C'est pourquoi les auteurs du projet d'instruction par l'enseignement du français à l'école primaire affirment que l'essentiel de l'enseignement du français doit être l'entraînement à la communication orale ou écrite. Ils condamnent par là même l'enseignement traditionnel qui faisait éclater l'apprentissage du français en études partielles : lecture, écriture, grammaire, conjugaison, orthographe, vocabulaire. La plus grande partie de l'horaire, disent les auteurs, doit être consacrée à l'exercice de la communication.

« C'est par la parole que la langue s'élabore et s'enracine. Aussi, à l'école primaire, le maniement de la langue écrite doit trouver son point de départ dans l'usage de la langue orale. Il convient de considérer la classe non plus comme un lieu où le maître parle à ses élèves, mais surtout comme un milieu où s'échangent des informations d'élèves à élèves et d'élèves au maître. Le maître devra donc expliquer le moins possible, parler peu : accepter et provoquer le débat, ne jamais rejeter brutalement ou ironiquement une réponse incorrecte, de crainte que l'enfant, rebuté, ne s'enferme dans un mutisme néfaste ; encourager, au contraire, celui qui vient de s'exprimer ; arriver à la bonne expression par approximations successives. »

Psychologie

L'école freudienne de Lacan

La publication en 1966 des Écrits de Jacques Lacan (Journal de l'année 1966-67) a révélé au public l'importance d'un enseignement dispensé depuis plus de dix-sept ans à l'hôpital Sainte-Anne et à l'École normale supérieure. Elle a éveillé un intérêt croissant pour ce courant de la psychanalyse, en dépit du langage délibérément hermétique.

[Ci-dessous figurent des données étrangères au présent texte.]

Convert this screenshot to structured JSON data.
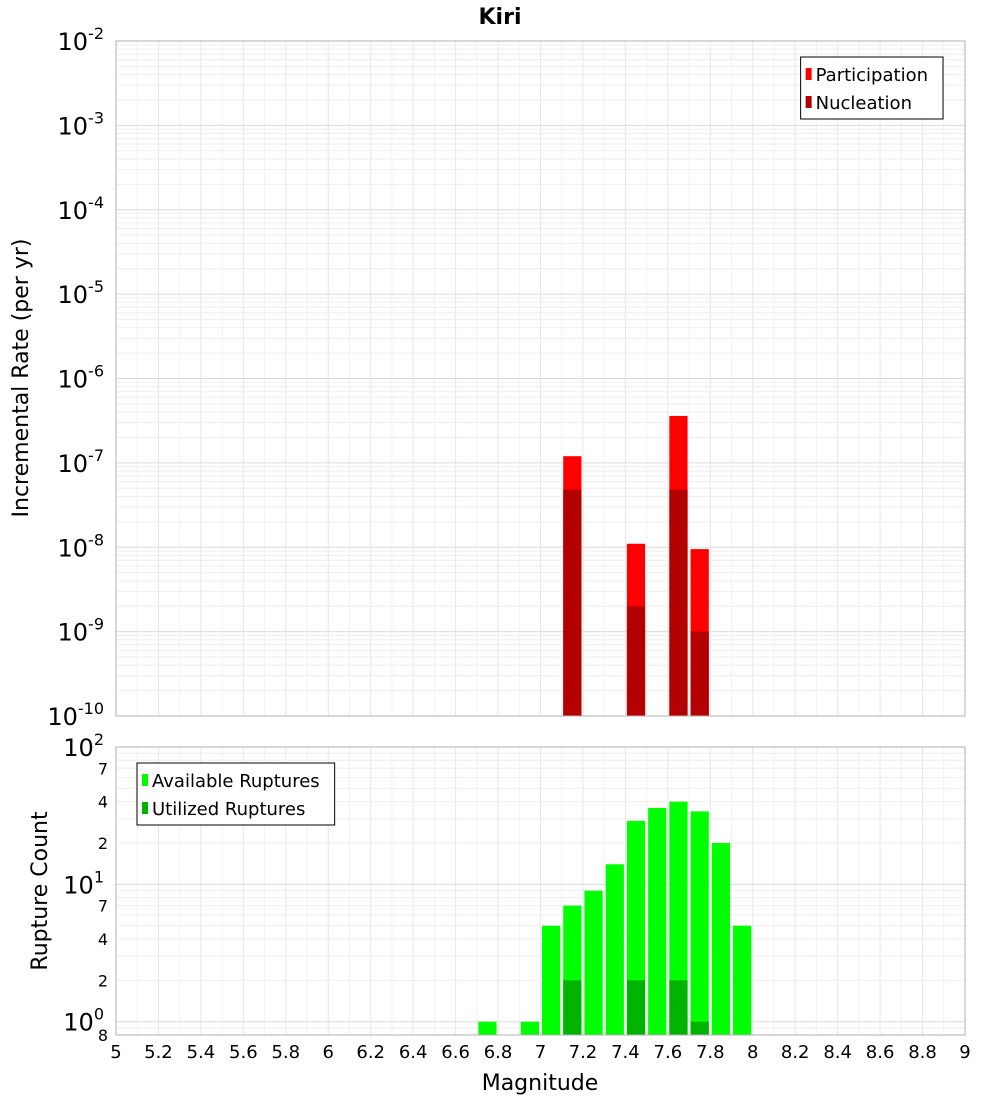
{
  "chart_data": {
    "title": "Kiri",
    "xlabel": "Magnitude",
    "xlim": [
      5,
      9
    ],
    "xticks": [
      "5",
      "5.2",
      "5.4",
      "5.6",
      "5.8",
      "6",
      "6.2",
      "6.4",
      "6.6",
      "6.8",
      "7",
      "7.2",
      "7.4",
      "7.6",
      "7.8",
      "8",
      "8.2",
      "8.4",
      "8.6",
      "8.8",
      "9"
    ],
    "bin_width": 0.1,
    "panels": [
      {
        "type": "bar",
        "ylabel": "Incremental Rate (per yr)",
        "yscale": "log",
        "ylim": [
          1e-10,
          0.01
        ],
        "yticks": [
          {
            "value": 0.01,
            "base": "10",
            "exp": "-2"
          },
          {
            "value": 0.001,
            "base": "10",
            "exp": "-3"
          },
          {
            "value": 0.0001,
            "base": "10",
            "exp": "-4"
          },
          {
            "value": 1e-05,
            "base": "10",
            "exp": "-5"
          },
          {
            "value": 1e-06,
            "base": "10",
            "exp": "-6"
          },
          {
            "value": 1e-07,
            "base": "10",
            "exp": "-7"
          },
          {
            "value": 1e-08,
            "base": "10",
            "exp": "-8"
          },
          {
            "value": 1e-09,
            "base": "10",
            "exp": "-9"
          },
          {
            "value": 1e-10,
            "base": "10",
            "exp": "-10"
          }
        ],
        "legend": "top-right",
        "series": [
          {
            "name": "Participation",
            "color": "#ff0000",
            "x": [
              7.15,
              7.45,
              7.65,
              7.75
            ],
            "values": [
              1.2e-07,
              1.1e-08,
              3.6e-07,
              9.5e-09
            ]
          },
          {
            "name": "Nucleation",
            "color": "#b30000",
            "x": [
              7.15,
              7.45,
              7.65,
              7.75
            ],
            "values": [
              4.8e-08,
              2e-09,
              4.8e-08,
              1e-09
            ]
          }
        ]
      },
      {
        "type": "bar",
        "ylabel": "Rupture Count",
        "yscale": "log",
        "ylim": [
          0.8,
          100
        ],
        "yticks": [
          {
            "value": 100,
            "base": "10",
            "exp": "2",
            "major": true
          },
          {
            "value": 70,
            "label": "7"
          },
          {
            "value": 40,
            "label": "4"
          },
          {
            "value": 20,
            "label": "2"
          },
          {
            "value": 10,
            "base": "10",
            "exp": "1",
            "major": true
          },
          {
            "value": 7,
            "label": "7"
          },
          {
            "value": 4,
            "label": "4"
          },
          {
            "value": 2,
            "label": "2"
          },
          {
            "value": 1,
            "base": "10",
            "exp": "0",
            "major": true
          },
          {
            "value": 0.8,
            "label": "8"
          }
        ],
        "legend": "top-left",
        "series": [
          {
            "name": "Available Ruptures",
            "color": "#00ff00",
            "x": [
              6.75,
              6.95,
              7.05,
              7.15,
              7.25,
              7.35,
              7.45,
              7.55,
              7.65,
              7.75,
              7.85,
              7.95
            ],
            "values": [
              1,
              1,
              5,
              7,
              9,
              14,
              29,
              36,
              40,
              34,
              20,
              5
            ]
          },
          {
            "name": "Utilized Ruptures",
            "color": "#00b300",
            "x": [
              7.15,
              7.45,
              7.65,
              7.75
            ],
            "values": [
              2,
              2,
              2,
              1
            ]
          }
        ]
      }
    ]
  }
}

Le mouvement psychanalytique français est aujourd'hui scindé en trois écoles : la Société psychanalytique de Paris, la Société française de psychanalyse et l'École freudienne. Le docteur Jacques Lacan, blâmé par la première, la quitta en 1953, et fut exclu de la deuxième en 1963, avant de fonder la troisième, qu'il dirige toujours, malgré son éclatement progressif. C'est surtout par leur position pour ou contre l'enseignement de Lacan que les psychanalystes français tendent de plus en plus à se situer.

Lacan reproche aux freudiens traditionnels d'avoir enseveli l'esprit à force d'être attentifs à la lettre. Si la Revue française de psychanalyse publie chaque année des mémoires et des études qui font progresser la théorie analytique, elle se limite à l'approfondissement de ce qui fut étudié par Freud.

Le retour à Freud

Ce qui frappe, au contraire, parmi les disciples de Lacan, c'est la prolifération de concepts, de théories, qui, tout en affirmant leur fidélité absolue à la doctrine freudienne, la transforment considérablement. C'est ainsi que l'inconscient est dit « structuré comme un langage », le complexe d'Œdipe exprimé en termes de « phallus comme signifiant » ; les symptômes eux-mêmes sont exprimés par les lois de la linguistique moderne et ses figures, métonymie et métaphore.

Plus importantes encore sont les « rectifications » que Lacan prétend apporter à la conception même de la cure. Celle-ci s'effectue essentiellement par la médiation de la parole, et le rôle de l'analyste est de « débloquer » cette parole figée qu'est le symptôme. L'étude récente de Maud Mannoni : l'Enfant, sa maladie et les autres (1968), l'a encore remarquablement illustré.

Aussi Lacan désigne-t-il le projet et le but final de son enseignement comme un retour à Freud, par-delà les altérations que le culturalisme américain et la sclérose théorique des post-freudiens ont fait subir à l'essence même de la psychanalyse.

Depuis sa fondation, et malgré les innombrables dissidences qu'elle a connues, l'école freudienne de Lacan n'a cessé d'attirer de nouveaux chercheurs. Mais les lacaniens les plus orthodoxes, ceux qui furent les premiers disciples, ont tendance à prendre de plus en plus de recul par rapport à l'ombre écrasante du maître.

C'est ce dont témoignent l'alliance Laplanche-Pontalis, pour la rédaction du premier vocabulaire français de la psychanalyse, et la publication de Psychanalyser, premier livre de Serge Leclaire (1968), qui, désormais, groupe autour de lui ses propres disciples, sans pour autant renier l'héritage lacanien.